Using vectorization, I want to remap a column according to a nested dictionary depending on the value of a second column. In iteration logic, I would go through the rows; depending on the value in the second column, I would choose an entry from the dictionary's first level (which is a dictionary again) according to which the values are mapped.
MWE
I have a data frame with two columns of interest: country
and variable
:
df= pd.DataFrame({"country": ["AA", "BB", "AA", "AA", "BB", "AA"],
"variable": ["foo/tball", "palace", "bla", "car", "bla", "dog"]})

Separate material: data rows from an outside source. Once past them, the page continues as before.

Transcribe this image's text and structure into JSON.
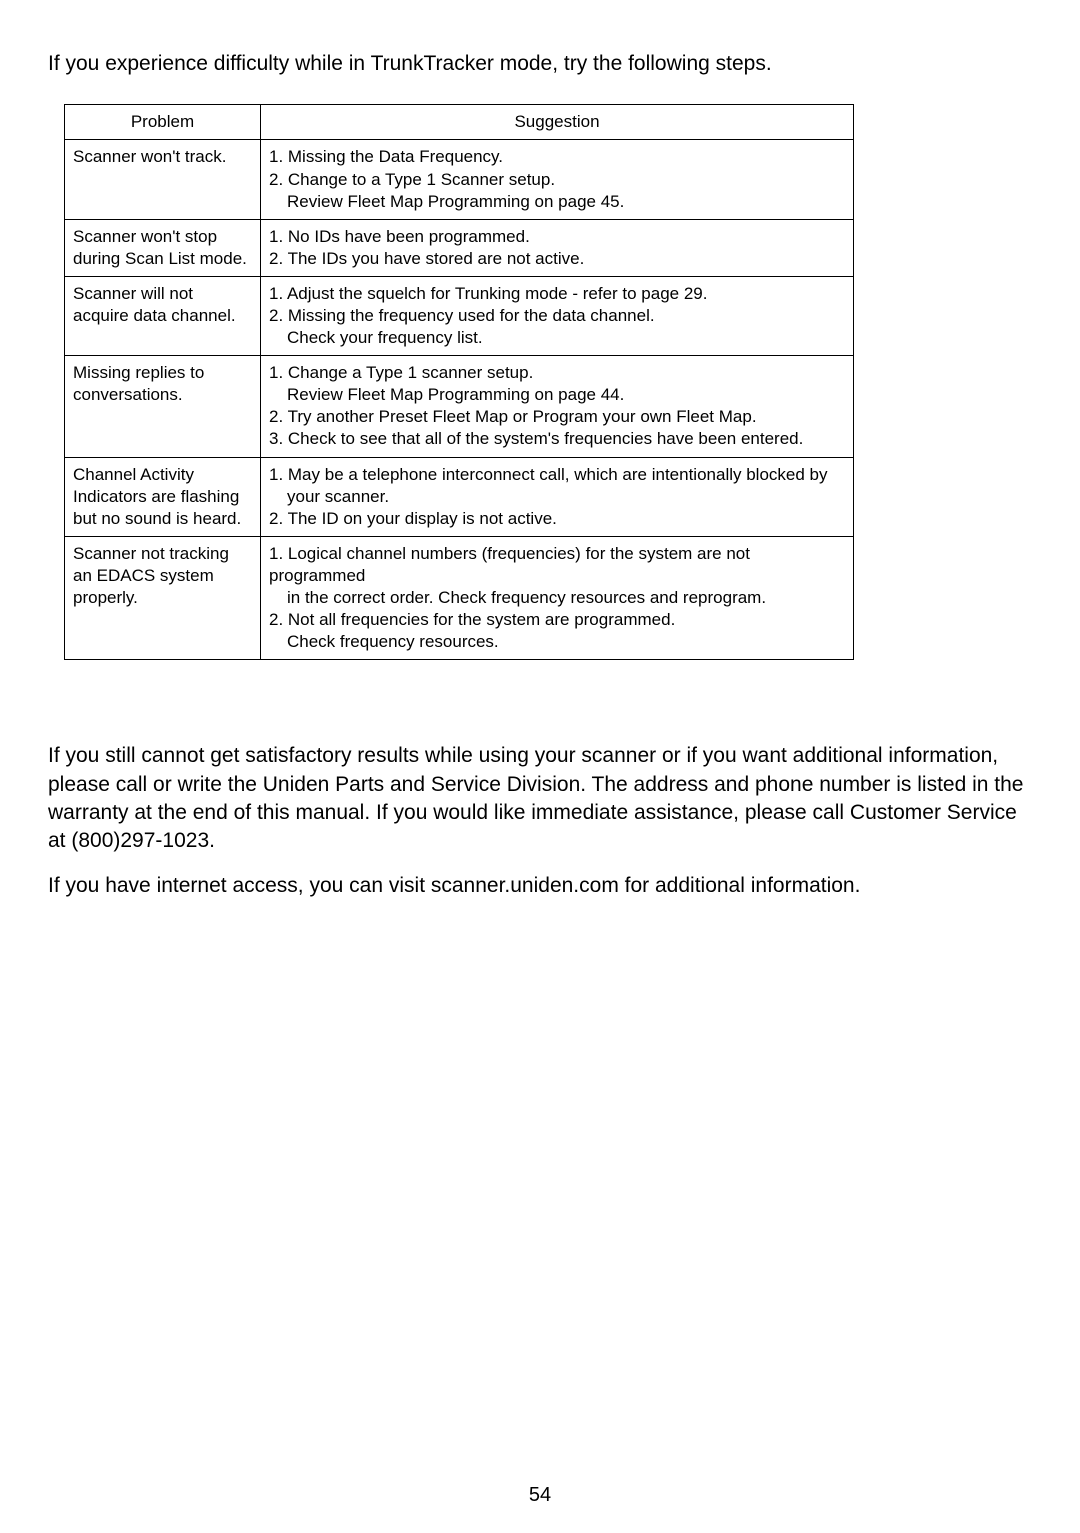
{
  "intro": "If you experience difficulty while in TrunkTracker mode, try the following steps.",
  "table": {
    "headers": {
      "problem": "Problem",
      "suggestion": "Suggestion"
    },
    "rows": [
      {
        "problem": "Scanner won't track.",
        "suggestions": [
          {
            "text": "1. Missing the Data Frequency.",
            "indent": false
          },
          {
            "text": "2. Change to a Type 1 Scanner setup.",
            "indent": false
          },
          {
            "text": "Review Fleet Map Programming on page 45.",
            "indent": true
          }
        ]
      },
      {
        "problem": "Scanner won't stop during Scan List mode.",
        "suggestions": [
          {
            "text": "1. No IDs have been programmed.",
            "indent": false
          },
          {
            "text": "2. The IDs you have stored are not active.",
            "indent": false
          }
        ]
      },
      {
        "problem": "Scanner will not acquire data channel.",
        "suggestions": [
          {
            "text": "1. Adjust the squelch for Trunking mode - refer to page 29.",
            "indent": false
          },
          {
            "text": "2. Missing the frequency used for the data channel.",
            "indent": false
          },
          {
            "text": "Check your frequency list.",
            "indent": true
          }
        ]
      },
      {
        "problem": "Missing replies to conversations.",
        "suggestions": [
          {
            "text": "1. Change a Type 1 scanner setup.",
            "indent": false
          },
          {
            "text": "Review Fleet Map Programming on page 44.",
            "indent": true
          },
          {
            "text": "2. Try another Preset Fleet Map or Program your own Fleet Map.",
            "indent": false
          },
          {
            "text": "3. Check to see that all of the system's frequencies have been entered.",
            "indent": false
          }
        ]
      },
      {
        "problem": "Channel Activity Indicators are flashing but no sound is heard.",
        "suggestions": [
          {
            "text": "1. May be a telephone interconnect call, which are intentionally blocked by",
            "indent": false
          },
          {
            "text": "your scanner.",
            "indent": true
          },
          {
            "text": "2. The ID on your display is not active.",
            "indent": false
          }
        ]
      },
      {
        "problem": "Scanner not tracking an EDACS system properly.",
        "suggestions": [
          {
            "text": "1. Logical channel numbers (frequencies) for the system are not programmed",
            "indent": false
          },
          {
            "text": "in the correct order. Check frequency resources and reprogram.",
            "indent": true
          },
          {
            "text": "2. Not all frequencies for the system are programmed.",
            "indent": false
          },
          {
            "text": "Check frequency resources.",
            "indent": true
          }
        ]
      }
    ]
  },
  "para1": "If you still cannot get satisfactory results while using your scanner or if you want additional information, please call or write the Uniden Parts and Service Division. The address and phone number is listed in the warranty at the end of this manual. If you would like immediate assistance, please call Customer Service at (800)297-1023.",
  "para2": "If you have internet access, you can visit scanner.uniden.com    for additional information.",
  "pageNumber": "54"
}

I further have a nested dictionary dct
(values in variable
are only unique in combination with the country
, and I thus cannot unnest the dictionary). dct
contains strings of entries in df['variable']
and substrings thereof:
dct = {"AA": {'foo': 'NEWFOO', # substring of 'foo/tball'
'bla' : 'NEWBLA',
'cart': 'this value is not in the dataframe'}, # sic! -- not substring of any entry
"BB": {'pal': 'NEWPAL', # substring of palace
'bla': 'DIFFERENT_NEWBLA'},
"CC": {"this": "'CC' dictionary can be ignored"}}
I now want to map the entry of df['variable']
according to dct[df['country']]
following these rules:
- if the string matches or if the dictionary key is a substring of the entry in
df['variable']
(e.g.'foo'
indct['AA']
: replace the entry according to the dictionary - otherwise (i.e. if the cell entry is not in the dictionary (e.g.
'dog'
), replace with some predefined value (here,_some_flag_value_
) - ignore entries in the dictionary that do not match either on the
'country'
column (e.g.dct["CC"]
) or the'variable'
column (e.g.'cart'
indct['AA']
).
The desired output should look like this:
out = pd.DataFrame({"country": ["AA", "BB", "AA", "AA", "BB", "AA"],
"variable": ["NEWFOO", "NEWPAL", "NEWBLA", "_some_flag_value_",
"DIFFERENT_NEWBLA", "_some_flag_value_"]})
I have tried using df.mapapply()
with several combinations of lambda
to no avail - can someone point me in the right direction? Thanks a lot in advance.